Marc Ascoli: “Ik haat amateurisme”

Marc Ascoli (1955, Tunesië) is in de modewereld een van de meest gerenommeerde artdirectors. Vanaf de jaren tachtig ontwikkelt hij imago’s voor belangrijke modemerken zoals Yohji Yamamoto, Jil Sander, Chloé, Hugo Boss, Calvin Klein en Versace. In zijn eeuwige zoektocht naar talentvolle fotografen ontdekt en lanceert Ascoli de carrières van Nick Knight, Max Vadukul, Craig McDean en Peter Lindbergh. Legendarisch zijn de advertentiecampagnes die Ascoli vanaf 1984 bedenkt voor Yohji Yamamoto en zijn publicitaire uitingen voor Jil Sander.De afgelopen jaren werkt Ascoli vanuit Parijs veel voor zijn partner, modeontwerpster Martine Sitbon met wie hij het label Rue du Mail opzet.

Yohji Yamamoto, najaar 1987. Art-director Marc Ascoli, foto: Nick Knight

Marc Ascoli houdt van film. Visconti, Pasolini, Hitchcock, ze helpen hem als twintiger de kwaliteit van schoonheid te begrijpen. Mode en film ziet hij als verwante kunstvormen. “Films voeden mij, op gebied van kostuums, licht en de wijze van hoe mensen bewegen.”

In zijn ruim vijfentwintigjarige loopbaan werkt Marc Ascoli samen met de groten: van fotograaf Steven Meisel, Mario Testino, Mert Alas en Marcus Piggot. Hij zet ze in voor het vormgeven van advertentiecampagnes, modeshows en lookbooks. Terwijl veel van deze creatieven tegenwoordig minimodefilms maken, heeft Marc Ascoli zich nog niet aan deze discipline gewaagd. Hij heeft daar een goede reden voor. “Want je concurreert met film. Haha. Snap je? Het moet érg goed gebeuren. De maker moet écht wat te vertellen hebben.” Nee, slechte voorbeelden wil Ascoli niet gegeven, maar wat hij tot nu toe heeft gezien vindt de Fransman niet bepaald ‘extraordinaire’.
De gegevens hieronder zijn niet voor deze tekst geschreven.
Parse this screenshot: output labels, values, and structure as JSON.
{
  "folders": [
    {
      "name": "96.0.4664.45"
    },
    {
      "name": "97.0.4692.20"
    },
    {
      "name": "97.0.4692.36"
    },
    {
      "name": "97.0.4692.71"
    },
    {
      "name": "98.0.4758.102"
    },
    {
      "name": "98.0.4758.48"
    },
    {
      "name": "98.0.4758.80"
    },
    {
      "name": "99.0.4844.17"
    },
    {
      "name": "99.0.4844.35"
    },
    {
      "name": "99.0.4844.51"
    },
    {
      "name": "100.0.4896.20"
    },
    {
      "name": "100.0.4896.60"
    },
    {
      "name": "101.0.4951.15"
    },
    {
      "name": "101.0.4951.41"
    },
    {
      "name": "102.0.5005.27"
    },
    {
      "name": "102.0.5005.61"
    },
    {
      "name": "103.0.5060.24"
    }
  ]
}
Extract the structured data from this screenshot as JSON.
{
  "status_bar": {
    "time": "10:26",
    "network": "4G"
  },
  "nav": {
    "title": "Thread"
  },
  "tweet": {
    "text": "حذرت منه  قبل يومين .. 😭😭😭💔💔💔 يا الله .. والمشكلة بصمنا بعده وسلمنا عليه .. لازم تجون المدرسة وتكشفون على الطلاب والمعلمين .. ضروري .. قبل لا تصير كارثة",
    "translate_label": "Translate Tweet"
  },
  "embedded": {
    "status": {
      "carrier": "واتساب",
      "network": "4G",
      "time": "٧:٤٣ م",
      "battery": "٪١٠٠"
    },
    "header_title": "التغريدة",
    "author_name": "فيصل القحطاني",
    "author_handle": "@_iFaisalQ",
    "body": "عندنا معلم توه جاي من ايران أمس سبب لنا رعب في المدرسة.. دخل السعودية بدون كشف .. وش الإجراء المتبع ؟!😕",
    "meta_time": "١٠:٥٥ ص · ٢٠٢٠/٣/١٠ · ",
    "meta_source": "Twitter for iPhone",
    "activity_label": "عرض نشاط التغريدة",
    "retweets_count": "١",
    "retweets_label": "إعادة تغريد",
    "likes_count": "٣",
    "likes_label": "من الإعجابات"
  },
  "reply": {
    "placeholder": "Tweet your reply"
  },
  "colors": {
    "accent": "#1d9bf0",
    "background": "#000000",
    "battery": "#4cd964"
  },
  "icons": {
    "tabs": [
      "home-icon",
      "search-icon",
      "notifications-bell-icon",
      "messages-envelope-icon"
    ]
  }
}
De afgelopen jaren heeft de modefilm zich tot een serieus genre ontwikkeld. Er zijn zelfs verschillende categorieën te herkennen. Er is de categorie modespeelfilms, met als aanjager The Devil wears Prada uit 2006. Deze films spelen zich af in de modewereld of mode speelt er een prominente rol in, zoals in Sex and the City. Meer dan vermakelijk zijn ze niet. Een groeiend en interessanter fenomeen zijn documentaires over modehuizen of ontwerpers, zoals Valentino, The Last Emperor (2008, Matt Tyrnauer), een serieuze maar ook hilarische documentaire over de laatste maanden van de Italiaanse couturier als leider van zijn modehuis. “I love that!”, jubelt Ascoli. “Geweldig, het is een parodie op het leven van een modekoning.” Signé Chanel (Loïc Prigent,  2008) vindt hij ook goed.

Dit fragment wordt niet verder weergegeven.